First, take it seriously rather than dismissing it as a teenage phase. A child who is genuinely disengaged across all subjects is usually experiencing one of two things — either prolonged confusion in one or more subjects that has spread into a general feeling of defeat, or a mismatch between how they learn and how they're being taught. Both have practical solutions. The answer is rarely more pressure.
Q: Is there genuinely no point to some parts of the syllabus?
Honestly, some topics are included more for historical reasons than practical ones. But the way to identify those is not how pointless they feel — it's whether they're building any thinking skills at all. Even topics that seem entirely disconnected from real life are usually practising something: precision, logical sequencing, reading carefully, working with ambiguity. The question worth asking is not "will I use this fact?" but "what is this problem actually asking me to do?"
Q: My child is disengaged in Maths specifically and says it's useless. But their marks have been slipping since Class 7. Are these connected?
Very likely yes. Disengagement in Maths rarely comes from nowhere — it almost always follows a point where understanding broke down and the gap was never addressed. Class 7 is one of the most common places for that to happen, because the subject makes a sharp jump in what it demands from students. What actually happens at that stage, and why it catches so many students off guard, is worth understanding if this sounds familiar.
Q: How do I explain this to my child in a way they'll actually hear?

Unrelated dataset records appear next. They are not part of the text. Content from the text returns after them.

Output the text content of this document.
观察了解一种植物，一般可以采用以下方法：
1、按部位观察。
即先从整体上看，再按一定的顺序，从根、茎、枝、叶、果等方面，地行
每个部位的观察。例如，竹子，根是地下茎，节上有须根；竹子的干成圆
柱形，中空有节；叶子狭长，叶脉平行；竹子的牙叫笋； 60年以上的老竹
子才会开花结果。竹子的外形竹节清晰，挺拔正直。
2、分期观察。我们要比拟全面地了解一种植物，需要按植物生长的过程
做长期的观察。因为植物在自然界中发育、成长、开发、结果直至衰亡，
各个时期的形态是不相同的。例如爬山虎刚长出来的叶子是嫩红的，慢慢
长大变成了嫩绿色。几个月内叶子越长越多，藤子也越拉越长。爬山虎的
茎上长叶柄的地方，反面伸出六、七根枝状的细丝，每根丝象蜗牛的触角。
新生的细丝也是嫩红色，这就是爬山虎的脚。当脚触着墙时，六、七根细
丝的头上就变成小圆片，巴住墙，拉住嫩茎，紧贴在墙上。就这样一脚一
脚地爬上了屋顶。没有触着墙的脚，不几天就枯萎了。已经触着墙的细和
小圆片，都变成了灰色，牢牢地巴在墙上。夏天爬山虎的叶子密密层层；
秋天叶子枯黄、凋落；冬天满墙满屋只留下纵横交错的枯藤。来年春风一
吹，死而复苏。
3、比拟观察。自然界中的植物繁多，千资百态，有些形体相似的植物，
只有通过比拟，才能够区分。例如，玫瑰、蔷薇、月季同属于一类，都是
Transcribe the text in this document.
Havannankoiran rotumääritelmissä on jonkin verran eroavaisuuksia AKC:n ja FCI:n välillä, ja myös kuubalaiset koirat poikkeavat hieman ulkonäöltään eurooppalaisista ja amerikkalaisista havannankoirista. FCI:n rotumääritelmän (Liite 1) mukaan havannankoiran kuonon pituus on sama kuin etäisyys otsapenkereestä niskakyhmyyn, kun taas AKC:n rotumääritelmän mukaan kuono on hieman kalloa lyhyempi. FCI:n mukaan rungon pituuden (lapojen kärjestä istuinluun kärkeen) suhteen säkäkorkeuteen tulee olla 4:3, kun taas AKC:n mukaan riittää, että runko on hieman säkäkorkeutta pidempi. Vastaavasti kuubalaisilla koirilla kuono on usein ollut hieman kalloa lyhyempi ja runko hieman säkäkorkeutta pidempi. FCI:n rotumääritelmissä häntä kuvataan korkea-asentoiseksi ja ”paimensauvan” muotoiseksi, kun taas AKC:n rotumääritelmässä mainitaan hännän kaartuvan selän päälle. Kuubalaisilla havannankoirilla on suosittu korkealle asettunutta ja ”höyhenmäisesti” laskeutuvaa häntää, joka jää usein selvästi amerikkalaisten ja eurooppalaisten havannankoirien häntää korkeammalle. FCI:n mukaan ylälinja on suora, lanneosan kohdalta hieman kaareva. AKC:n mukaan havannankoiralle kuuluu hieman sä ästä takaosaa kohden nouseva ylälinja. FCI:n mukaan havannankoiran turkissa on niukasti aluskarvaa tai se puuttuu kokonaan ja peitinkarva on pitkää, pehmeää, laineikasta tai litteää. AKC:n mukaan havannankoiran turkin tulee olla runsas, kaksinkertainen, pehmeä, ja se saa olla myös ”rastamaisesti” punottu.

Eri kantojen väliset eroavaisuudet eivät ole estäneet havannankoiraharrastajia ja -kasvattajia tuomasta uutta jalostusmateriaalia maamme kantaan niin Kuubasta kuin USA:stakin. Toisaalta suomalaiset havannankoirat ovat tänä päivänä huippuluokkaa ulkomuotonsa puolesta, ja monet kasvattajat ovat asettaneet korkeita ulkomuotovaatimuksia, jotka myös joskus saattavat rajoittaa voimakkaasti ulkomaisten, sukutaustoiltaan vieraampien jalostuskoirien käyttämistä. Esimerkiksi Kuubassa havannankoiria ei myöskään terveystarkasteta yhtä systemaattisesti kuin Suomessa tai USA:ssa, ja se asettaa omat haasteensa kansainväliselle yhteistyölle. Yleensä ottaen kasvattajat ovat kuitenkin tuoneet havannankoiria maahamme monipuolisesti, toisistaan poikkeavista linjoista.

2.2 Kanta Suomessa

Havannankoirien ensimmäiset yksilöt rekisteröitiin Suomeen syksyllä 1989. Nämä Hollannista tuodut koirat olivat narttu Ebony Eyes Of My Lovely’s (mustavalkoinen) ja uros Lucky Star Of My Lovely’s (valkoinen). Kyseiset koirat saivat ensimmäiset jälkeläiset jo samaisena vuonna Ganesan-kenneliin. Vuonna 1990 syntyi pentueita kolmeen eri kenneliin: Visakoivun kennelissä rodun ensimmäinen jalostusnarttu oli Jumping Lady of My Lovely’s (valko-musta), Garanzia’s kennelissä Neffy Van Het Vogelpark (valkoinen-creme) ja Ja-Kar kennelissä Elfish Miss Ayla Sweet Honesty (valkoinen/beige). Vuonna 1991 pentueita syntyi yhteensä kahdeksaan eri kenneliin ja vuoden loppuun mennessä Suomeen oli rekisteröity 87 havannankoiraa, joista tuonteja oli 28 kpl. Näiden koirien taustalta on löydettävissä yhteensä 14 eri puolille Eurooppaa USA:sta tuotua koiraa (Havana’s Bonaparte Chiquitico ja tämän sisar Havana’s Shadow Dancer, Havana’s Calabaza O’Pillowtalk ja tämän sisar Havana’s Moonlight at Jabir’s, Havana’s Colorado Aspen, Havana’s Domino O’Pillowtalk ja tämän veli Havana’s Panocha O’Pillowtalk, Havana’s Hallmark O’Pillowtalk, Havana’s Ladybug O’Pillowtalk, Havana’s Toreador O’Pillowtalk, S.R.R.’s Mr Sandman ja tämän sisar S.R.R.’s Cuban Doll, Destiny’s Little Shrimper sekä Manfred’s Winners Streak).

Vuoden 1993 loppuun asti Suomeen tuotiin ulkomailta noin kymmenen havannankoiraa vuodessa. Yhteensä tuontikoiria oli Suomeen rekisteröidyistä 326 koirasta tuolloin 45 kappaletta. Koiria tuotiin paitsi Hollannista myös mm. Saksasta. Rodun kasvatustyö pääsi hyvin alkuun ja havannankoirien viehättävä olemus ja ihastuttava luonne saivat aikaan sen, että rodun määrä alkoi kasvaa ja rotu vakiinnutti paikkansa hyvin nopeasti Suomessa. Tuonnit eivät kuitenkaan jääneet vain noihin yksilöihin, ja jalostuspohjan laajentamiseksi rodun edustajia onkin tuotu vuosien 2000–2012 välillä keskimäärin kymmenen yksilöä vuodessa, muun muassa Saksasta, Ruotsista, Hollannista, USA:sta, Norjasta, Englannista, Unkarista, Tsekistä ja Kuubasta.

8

Stop trying to convince them the subject is useful. That argument rarely lands. Instead, ask them to show you a problem they got wrong recently and work through it with them — not to correct them, but to find the exact point where the logic broke down. When a student experiences what it feels like to actually understand something they were confused about, the "what's the point" question tends to quiet down on its own. Understanding is its own answer.
Q: My child is in Class 9 and this year everything seems pointless to them — studies, school, all of it. Is this normal?
Class 9 is a year where difficulty jumps significantly across almost every subject at once — and it also happens to be the year CBSE's exam format changed in ways that caught many students off guard. A sudden drop in engagement that coincides with the start of Class 9 is often a response to confusion, not a general attitude problem. What specifically changed in Class 9 from 2025 onwards is worth understanding if this feels like it came out of nowhere.
Q: Does studying harder subjects actually make you smarter overall?
The honest answer is: it builds specific kinds of thinking, which then show up in other areas. It's not a general intelligence boost. But the ability to think logically, construct an argument, understand a system, or work through something difficult without giving up — these do transfer. Not automatically and not instantly. But students who have genuinely worked through hard subjects think differently from those who haven't, and that difference shows up clearly over time.
The Bottom Line
"What's the point of studying all this?" is one of the most reasonable questions a student can ask. It deserves a real answer, not a dismissal.
The real answer is not that every topic will show up in your career. Some will. Most won't directly. But every subject that makes you genuinely think — that refuses to let you coast on memory alone — is building something in you that goes far beyond the classroom.
School is not teaching you History, or Chemistry, or Maths. It is using those subjects to teach you how to think. And that, unlike the specific content of any single lesson, goes with you everywhere.